Olivier DelacrétazEditorial
La Nation n° 1989 21 mars 2014

M. Blocher a déclaré que les Romands ont «toujours eu une conscience suisse plus faible» que les alémaniques (immer ein schwächeres Bewusstsein für die Schweiz). Et il a complété en distinguant «ceux qui veulent s’adapter et les autres qui se battent pour l’indépendance». Ce genre de considération n’est pas très heureux pour l’unité de la Confédération, et pas très gentil pour les troupes francophones de l’Union démocratique du centre.

Cela dit, M. Blocher n’a pas tort de relever que la Suisse est diverse même en matière de conceptions politiques. Mais le «tribun zuricois», comme dit la presse, aurait dû pousser la différenciation jusqu’au bout et ne pas s’arrêter aux groupes linguistiques. Il aurait dû affirmer que chaque canton suisse cultive une approche particulière du fait national et de ses relations à la Suisse. Cela lui aurait permis d’intégrer sans offenser la logique le fait que son propre canton de Zurich, germanophone, combatif, bourré de Bewusstsein et tout, avait voté comme les cantons romands.

Le Canton de Vaud, reste de l’Helvétie romaine, avait déjà parcouru une route longue et accidentée quand il est devenu membre de l’alliance fédérale. De son côté, l’alliance fédérale avait bien évolué quand les cantons de Vaud, du Valais, de Neuchâtel, de Genève et du Tessin l’ont rejointe. Peut-on pour autant considérer ces derniers comme des pièces étrangères, surajoutées à un ensemble suisse qui s’en serait parfaitement passé? Dans l’esprit de certains Urschweizer, c’est probable.

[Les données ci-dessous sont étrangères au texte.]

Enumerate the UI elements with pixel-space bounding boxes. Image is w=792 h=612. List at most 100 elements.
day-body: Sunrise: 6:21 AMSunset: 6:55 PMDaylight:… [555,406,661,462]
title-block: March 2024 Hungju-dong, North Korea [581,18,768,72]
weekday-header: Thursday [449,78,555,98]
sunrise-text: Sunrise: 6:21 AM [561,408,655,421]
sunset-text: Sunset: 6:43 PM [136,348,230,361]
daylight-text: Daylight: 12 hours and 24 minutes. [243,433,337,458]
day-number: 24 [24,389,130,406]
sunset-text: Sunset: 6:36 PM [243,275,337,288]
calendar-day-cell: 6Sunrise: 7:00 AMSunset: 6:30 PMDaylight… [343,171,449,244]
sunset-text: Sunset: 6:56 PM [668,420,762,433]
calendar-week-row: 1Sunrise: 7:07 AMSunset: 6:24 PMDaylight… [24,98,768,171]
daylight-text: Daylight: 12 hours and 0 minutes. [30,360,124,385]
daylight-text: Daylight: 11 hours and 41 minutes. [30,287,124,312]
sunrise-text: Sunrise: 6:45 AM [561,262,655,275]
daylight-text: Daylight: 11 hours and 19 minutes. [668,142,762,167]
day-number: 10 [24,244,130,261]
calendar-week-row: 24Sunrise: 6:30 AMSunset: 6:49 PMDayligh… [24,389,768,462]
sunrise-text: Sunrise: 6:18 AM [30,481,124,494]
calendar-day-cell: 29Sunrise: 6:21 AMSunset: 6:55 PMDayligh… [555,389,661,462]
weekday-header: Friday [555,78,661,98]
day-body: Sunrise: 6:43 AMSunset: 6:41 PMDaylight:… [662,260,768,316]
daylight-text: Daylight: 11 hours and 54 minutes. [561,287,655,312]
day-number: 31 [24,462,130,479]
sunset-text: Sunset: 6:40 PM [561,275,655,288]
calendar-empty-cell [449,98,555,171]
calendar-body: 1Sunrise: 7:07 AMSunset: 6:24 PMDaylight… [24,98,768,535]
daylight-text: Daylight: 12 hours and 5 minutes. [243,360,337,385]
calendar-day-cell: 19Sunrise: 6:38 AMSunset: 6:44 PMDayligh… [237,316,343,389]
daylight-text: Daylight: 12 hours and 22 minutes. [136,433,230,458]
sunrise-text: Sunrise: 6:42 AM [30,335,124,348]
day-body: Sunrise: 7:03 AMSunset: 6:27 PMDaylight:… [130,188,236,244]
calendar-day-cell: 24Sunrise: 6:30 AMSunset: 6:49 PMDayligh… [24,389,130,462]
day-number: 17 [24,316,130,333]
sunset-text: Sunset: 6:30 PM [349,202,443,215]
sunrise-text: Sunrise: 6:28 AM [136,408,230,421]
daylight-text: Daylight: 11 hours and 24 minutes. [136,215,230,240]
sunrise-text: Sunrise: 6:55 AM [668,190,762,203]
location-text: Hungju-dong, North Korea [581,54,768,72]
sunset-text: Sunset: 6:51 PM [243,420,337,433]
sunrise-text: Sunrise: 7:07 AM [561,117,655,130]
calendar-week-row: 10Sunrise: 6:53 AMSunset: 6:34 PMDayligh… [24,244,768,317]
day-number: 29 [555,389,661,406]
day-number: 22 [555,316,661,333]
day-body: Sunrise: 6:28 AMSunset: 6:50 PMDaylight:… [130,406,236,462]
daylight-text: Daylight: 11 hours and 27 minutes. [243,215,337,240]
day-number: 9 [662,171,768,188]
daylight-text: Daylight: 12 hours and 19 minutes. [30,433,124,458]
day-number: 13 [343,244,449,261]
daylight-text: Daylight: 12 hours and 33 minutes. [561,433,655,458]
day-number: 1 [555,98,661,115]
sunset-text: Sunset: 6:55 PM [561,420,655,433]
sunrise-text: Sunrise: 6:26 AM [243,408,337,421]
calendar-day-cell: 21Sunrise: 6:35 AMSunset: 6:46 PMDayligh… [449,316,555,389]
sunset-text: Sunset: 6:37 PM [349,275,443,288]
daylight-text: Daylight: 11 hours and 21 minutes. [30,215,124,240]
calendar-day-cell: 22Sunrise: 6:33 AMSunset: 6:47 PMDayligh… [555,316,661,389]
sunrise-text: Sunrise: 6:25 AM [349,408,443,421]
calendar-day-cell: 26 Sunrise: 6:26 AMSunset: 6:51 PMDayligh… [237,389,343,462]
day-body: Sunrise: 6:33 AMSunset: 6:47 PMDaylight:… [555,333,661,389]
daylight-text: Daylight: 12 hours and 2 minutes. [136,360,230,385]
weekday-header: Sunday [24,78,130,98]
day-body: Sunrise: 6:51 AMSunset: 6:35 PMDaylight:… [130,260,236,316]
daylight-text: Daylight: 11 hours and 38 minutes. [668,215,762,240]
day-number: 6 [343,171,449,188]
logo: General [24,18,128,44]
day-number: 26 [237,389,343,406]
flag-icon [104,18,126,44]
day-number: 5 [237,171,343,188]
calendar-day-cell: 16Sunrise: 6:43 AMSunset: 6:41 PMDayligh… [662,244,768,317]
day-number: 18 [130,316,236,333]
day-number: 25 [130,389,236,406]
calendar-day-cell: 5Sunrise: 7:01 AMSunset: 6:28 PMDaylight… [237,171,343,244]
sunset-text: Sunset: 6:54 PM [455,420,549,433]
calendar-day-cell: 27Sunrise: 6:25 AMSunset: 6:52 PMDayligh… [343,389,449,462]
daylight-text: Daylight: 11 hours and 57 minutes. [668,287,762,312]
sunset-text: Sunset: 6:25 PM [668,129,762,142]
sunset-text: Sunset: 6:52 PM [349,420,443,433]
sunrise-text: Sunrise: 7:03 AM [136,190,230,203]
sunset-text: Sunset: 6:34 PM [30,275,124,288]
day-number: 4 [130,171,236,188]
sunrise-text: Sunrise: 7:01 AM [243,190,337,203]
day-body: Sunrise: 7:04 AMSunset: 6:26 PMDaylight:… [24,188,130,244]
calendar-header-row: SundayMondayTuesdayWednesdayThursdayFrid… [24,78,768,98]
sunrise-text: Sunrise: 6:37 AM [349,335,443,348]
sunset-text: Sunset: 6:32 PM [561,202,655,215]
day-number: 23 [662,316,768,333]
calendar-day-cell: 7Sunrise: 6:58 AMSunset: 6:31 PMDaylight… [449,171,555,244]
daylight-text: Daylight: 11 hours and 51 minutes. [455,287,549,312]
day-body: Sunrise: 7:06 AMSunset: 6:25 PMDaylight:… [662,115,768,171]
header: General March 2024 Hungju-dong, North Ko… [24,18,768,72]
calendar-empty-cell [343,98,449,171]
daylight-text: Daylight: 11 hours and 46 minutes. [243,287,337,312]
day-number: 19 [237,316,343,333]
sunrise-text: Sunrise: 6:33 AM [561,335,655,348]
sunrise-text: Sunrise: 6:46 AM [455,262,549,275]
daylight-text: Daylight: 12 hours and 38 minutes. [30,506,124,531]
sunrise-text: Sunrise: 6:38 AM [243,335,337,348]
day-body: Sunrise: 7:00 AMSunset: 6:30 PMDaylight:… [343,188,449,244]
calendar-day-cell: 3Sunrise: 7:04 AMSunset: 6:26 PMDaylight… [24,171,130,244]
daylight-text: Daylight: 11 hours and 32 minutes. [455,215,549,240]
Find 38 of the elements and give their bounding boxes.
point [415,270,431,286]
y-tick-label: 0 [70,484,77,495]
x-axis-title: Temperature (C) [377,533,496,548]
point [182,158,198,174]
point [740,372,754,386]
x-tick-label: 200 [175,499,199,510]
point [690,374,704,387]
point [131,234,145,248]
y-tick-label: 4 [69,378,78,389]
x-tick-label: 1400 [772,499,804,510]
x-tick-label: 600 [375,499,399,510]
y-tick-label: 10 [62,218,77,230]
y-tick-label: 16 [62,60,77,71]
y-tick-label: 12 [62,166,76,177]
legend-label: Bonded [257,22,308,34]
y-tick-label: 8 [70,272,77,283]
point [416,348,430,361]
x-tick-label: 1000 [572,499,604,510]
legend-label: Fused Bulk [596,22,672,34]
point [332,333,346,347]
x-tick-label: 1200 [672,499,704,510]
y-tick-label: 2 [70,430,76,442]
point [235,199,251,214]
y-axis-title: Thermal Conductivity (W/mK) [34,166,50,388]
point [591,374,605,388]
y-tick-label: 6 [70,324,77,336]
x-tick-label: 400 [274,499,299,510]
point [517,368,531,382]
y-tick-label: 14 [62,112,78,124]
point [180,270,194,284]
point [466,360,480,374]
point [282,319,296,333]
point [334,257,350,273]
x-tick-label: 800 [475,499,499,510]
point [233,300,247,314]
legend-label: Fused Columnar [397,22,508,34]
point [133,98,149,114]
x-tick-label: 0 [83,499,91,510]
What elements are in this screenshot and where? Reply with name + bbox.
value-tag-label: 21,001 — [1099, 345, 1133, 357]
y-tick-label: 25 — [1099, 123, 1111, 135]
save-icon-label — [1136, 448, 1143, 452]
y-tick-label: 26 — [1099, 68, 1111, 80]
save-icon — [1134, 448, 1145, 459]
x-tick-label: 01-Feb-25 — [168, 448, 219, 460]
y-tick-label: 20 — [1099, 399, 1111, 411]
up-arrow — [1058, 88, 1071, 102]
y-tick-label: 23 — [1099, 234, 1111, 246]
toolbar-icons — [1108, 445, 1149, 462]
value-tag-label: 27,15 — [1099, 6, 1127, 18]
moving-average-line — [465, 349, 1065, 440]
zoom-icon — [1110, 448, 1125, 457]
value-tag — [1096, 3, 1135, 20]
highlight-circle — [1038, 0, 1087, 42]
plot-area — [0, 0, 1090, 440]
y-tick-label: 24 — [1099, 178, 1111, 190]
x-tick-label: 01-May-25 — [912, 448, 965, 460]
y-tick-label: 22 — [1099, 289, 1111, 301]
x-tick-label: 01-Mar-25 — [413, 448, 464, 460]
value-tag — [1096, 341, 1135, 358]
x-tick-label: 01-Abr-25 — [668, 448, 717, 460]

Aujourd’hui pourtant, une coexistence séculaire, l’expérience, si l’on ose dire, de deux guerres mondiales, une longue pratique de la neutralité et de la paix du travail ont engendré un certain esprit suisse dans tous les cantons, latins inclus. Sur les plans politique, militaire, économique et culturel, ces derniers n’ont pas démérité, c’est le moins qu’on puisse dire. Mais l’esprit suisse n’est pas cultivé partout de la même manière. Le Pays de Vaud, vaste et complet, offre à ses ressortissants largement de quoi déployer et fixer leur sentiment national. Dans la perspective vaudoise, la Confédération est une institution protectrice, un bouclier militaire plus qu’une patrie au plein sens du mot. C’est ce qui explique que le Vaudois est particulièrement chatouilleux en matière de fédéralisme. Dans une récente livraison, la rédaction du site www.lesobservateurs.ch va dans le même sens et ose développer l’idée que la Suisse n’est pas une nation1.

Pour tel autre canton, au contraire, la Suisse est la patrie, et son territoire cantonal n’en est qu’une subdivision. De telles différences engendrent forcément des conceptions très diverses des souverainetés cantonales et de l’indépendance suisse.

Vaud, sûr de sa force assimilatrice, ne craint que modérément l’arrivée des étrangers. Il se sent moins menacé dans son être que les petits cantons de culture traditionnelle.

C’est aussi le cas des autres cantons romands, a estimé M. Yvan Perrin interrogé par la télévision.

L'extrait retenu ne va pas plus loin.